Dor nas costas não é “coisa da idade” nem “frescura”: é uma queixa extremamente comum, que pode limitar o trabalho, o sono, o lazer e a qualidade de vida. No Brasil e no mundo, a lombalgia está entre as principais causas de afastamento do trabalho e incapacidade, impactando diretamente a produtividade e o bem-estar das pessoas.
Apesar de assustar, a boa notícia é que a maior parte dos casos está relacionada a causas mecânicas e posturais, como músculos sobrecarregados, má postura e sedentarismo, e tende a melhorar com medidas simples e tratamento conservador.
Por outro lado, existem sinais de alerta que exigem atenção médica rápida, pois podem indicar doenças neurológicas, reumatológicas, infecciosas ou até tumores. Neste guia, você vai entender as 10 causas mais comuns de dor nas costas, aprender a reconhecer quando se preocupar e conhecer as principais formas de prevenção e tratamento.
O que é a dor nas costas (lombalgia)?
Dor nas costas é qualquer dor percebida na região da coluna, podendo envolver a parte cervical (pescoço), torácica (meio das costas) ou lombar (parte baixa). Quando falamos em “lombalgia”, estamos nos referindo especificamente à dor na região lombar, a parte mais baixa da coluna, uma das localizações mais acometidas. Essa dor pode ser aguda (começa de repente, após um esforço ou movimento brusco e dura dias ou semanas) ou crônica, quando persiste por mais de 3 meses.

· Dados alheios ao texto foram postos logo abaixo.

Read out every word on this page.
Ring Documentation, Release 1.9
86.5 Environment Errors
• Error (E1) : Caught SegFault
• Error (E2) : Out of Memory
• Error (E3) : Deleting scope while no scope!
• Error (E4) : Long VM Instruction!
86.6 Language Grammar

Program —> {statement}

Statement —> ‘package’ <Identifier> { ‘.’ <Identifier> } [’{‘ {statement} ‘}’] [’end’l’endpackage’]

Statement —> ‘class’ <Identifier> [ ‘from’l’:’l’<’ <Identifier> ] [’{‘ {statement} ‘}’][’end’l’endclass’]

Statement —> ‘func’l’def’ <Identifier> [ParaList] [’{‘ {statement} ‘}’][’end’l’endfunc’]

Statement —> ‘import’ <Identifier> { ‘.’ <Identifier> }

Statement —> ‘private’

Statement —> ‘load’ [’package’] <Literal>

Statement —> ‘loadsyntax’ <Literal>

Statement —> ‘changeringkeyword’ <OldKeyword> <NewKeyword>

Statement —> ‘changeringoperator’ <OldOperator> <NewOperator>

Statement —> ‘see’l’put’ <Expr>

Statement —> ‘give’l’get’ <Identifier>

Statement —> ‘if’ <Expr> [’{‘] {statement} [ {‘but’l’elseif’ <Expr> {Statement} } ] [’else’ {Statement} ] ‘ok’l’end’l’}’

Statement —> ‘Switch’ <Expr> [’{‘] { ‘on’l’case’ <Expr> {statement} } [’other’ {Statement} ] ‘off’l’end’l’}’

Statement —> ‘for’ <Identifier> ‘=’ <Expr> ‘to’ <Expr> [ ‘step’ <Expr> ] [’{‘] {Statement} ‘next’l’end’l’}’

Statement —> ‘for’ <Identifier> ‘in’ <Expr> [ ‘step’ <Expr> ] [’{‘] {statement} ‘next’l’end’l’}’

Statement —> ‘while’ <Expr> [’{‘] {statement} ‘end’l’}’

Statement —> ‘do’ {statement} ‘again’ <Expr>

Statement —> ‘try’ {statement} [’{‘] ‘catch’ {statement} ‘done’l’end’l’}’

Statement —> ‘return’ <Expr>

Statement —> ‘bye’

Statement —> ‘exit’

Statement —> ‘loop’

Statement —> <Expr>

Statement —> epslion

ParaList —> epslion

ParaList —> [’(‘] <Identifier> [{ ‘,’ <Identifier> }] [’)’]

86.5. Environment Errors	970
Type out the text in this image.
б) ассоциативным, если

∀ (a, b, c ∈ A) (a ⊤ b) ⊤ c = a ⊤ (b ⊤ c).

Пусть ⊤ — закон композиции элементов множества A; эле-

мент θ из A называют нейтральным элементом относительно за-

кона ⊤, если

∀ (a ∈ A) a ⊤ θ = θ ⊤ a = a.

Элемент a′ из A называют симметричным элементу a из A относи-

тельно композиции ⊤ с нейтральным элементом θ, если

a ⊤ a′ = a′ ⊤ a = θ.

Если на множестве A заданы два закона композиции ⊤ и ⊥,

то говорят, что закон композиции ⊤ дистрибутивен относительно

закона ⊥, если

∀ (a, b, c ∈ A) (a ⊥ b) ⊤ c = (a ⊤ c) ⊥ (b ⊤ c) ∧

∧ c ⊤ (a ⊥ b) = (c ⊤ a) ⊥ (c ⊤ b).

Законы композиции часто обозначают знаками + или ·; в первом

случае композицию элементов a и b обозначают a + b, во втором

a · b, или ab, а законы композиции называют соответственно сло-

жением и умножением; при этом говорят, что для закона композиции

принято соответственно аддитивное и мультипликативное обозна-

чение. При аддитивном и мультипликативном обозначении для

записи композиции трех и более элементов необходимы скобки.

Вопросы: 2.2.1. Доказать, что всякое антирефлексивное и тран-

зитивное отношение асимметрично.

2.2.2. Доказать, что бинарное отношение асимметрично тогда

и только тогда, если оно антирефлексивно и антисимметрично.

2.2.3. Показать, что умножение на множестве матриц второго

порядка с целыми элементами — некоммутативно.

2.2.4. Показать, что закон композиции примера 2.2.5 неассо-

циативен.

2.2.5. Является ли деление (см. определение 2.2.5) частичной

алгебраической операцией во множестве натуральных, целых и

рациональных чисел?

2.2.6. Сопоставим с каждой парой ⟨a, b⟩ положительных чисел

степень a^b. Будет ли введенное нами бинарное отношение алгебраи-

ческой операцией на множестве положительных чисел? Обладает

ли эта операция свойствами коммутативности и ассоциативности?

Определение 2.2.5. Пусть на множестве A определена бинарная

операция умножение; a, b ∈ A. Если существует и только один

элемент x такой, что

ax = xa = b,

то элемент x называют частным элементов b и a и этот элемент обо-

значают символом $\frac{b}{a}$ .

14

Na grande maioria dos casos, a dor é chamada de “inespecífica”: não há um único problema anatômico grave, mas um conjunto de fatores, como fraqueza muscular, sobrecarga, má postura e hábitos de vida. Em uma parcela menor dos pacientes, porém, a dor nas costas está ligada a doenças específicas, como hérnia de disco, artrose avançada, infecções ou tumores, que exigem investigação mais aprofundada.
As 10 causas mais comuns de dor nas costas
1. Má postura no dia a dia
Ficar horas sentado de forma incorreta, usar cadeira sem apoio adequado, curvar a coluna para mexer no celular ou trabalhar no computador e dirigir por longos períodos são situações que sobrecarregam as estruturas da coluna. Com o tempo, isso pode gerar desequilíbrios musculares, encurtamentos e inflamações, resultando em dor e sensação de peso nas costas.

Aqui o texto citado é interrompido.